А я еще переживаю, что у меня хлеб не слишком хорошо получается!
По-настоящему меня пугает то, что я могу привыкнуть. То, что я слишком часто подвергалась кошмарным переживаниям этих семейных сборищ, сделало меня несколько более терпимой. На прошлой неделе я не стала завтракать, чтобы за обедом есть с большим аппетитом. Я съела сосиску, равную моему весу, и выжила.
Дэн начинает настаивать, что нам стоит приходить к его маме каждую неделю, а мне уже лень возражать.
Мне не нравится приходить, но я могу это вынести. И похоже, что мне потребуется больше твердости, чтобы противостоять этому. Но, с другой стороны, должна ли я испытывать тошноту и отвращение, чтобы гнуть свою линию? Разумеется, было бы здорово, если бы простое нежелание приходить было уважительным извиняющим обстоятельством. Похоже, я теряю внутренний стрежень; и честно говоря, меня действительно пугает, что я привыкаю к этому. Если ты уже не замечаешь, что семья разрозненна, значит, ты стал ее частью.
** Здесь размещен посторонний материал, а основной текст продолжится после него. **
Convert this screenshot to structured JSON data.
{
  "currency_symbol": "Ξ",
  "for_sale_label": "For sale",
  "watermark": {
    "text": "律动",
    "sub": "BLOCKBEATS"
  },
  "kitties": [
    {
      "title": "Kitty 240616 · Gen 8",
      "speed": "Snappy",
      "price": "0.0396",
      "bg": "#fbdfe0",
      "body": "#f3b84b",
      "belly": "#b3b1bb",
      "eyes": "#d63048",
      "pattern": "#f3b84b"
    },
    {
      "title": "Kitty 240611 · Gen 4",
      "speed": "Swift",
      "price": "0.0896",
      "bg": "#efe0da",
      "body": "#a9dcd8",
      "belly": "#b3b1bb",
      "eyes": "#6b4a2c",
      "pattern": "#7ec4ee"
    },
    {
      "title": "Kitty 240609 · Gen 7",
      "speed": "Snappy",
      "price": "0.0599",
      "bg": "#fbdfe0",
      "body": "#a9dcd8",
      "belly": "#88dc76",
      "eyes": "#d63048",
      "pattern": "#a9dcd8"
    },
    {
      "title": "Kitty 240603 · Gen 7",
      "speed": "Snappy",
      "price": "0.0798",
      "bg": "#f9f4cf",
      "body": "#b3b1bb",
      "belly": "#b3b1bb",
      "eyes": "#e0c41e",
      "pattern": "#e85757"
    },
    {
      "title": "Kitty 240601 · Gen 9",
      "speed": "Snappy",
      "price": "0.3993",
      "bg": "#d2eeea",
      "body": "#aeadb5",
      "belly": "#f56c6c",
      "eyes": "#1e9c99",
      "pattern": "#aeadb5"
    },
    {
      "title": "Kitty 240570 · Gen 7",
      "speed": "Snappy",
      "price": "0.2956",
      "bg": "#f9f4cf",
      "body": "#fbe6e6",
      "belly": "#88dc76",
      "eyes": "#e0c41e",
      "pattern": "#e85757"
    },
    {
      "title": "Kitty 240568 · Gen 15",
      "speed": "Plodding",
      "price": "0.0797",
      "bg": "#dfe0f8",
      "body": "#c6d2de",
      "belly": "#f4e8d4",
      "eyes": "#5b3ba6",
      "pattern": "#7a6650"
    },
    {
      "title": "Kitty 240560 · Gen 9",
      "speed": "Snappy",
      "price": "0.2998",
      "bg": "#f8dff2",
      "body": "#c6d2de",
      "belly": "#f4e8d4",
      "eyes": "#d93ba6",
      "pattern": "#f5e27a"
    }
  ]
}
Мне всегда казалось, что я получила очень беспорядочное воспитание: мать-чудачка, которая хотела быть художницей, у меня не было отца. Но сейчас я понимаю, что это было просто нетипично. Есть разница. Я знаю, что меня любили, мой дедушка вполне заменял мне отца, и, хотя у моей матери были свои недостатки, я всегда могла с ней поговорить. Мои школьные друзья завидовали тому, как свободно мы с Ниам общаемся друг с другом. А матери могут совершать и более тяжкие преступления, чем выказывать желание, чтобы ты называла ее по имени, или иметь привычку «варить» твою одежду.
В семье Дэна успешно говорят ни о чем, но в целом его родные — ядовитое гнездо, в которое я не могу соваться.
Да, хорошо, я могу туда сунуться.
Это Эйлин. Она холодная, критичная; все, что она делает для своих детей, это наседает на них, чтобы они приходили, а потом швыряет им порции дрянной еды и неодобрительно взирает на их спутников.
Добрая хозяйка, а?
Отца Дэна вообще не стоит принимать в расчет, он тихо сидит в углу и смотрит телевизор, надеясь, что никто его не заметит. Близняшки — миленькие, но они в отпуске (так называемом побеге из Алькатраса). У младшего брата Дэна, Джо, магазин автозапчастей, а его жена Анна — маленькая, пухленькая, улыбчивая женщина, милая, но никак себя не проявляет, только кивает и соглашается со всем, что ты говоришь. Том — это фигура, всего на год старше Дэна, но вдвое толще. Этот факт, похоже, смущает его безгрудую жену Ширли, которая, как я заметила, плотоядно облизывалась, когда они стояли рядом друг с другом. Возраст Ширли скрывается инъекциями коллагена и одежками девочки-подростка. Она из тех женщин, кто будет покупать журнал «Гламур» и экспериментировать с модными тенденциями макияжа, пока ей не стукнет пятьдесят. Я могла бы говорить о недостатках Ширли бесконечно, но вкратце: она выводит меня из себя.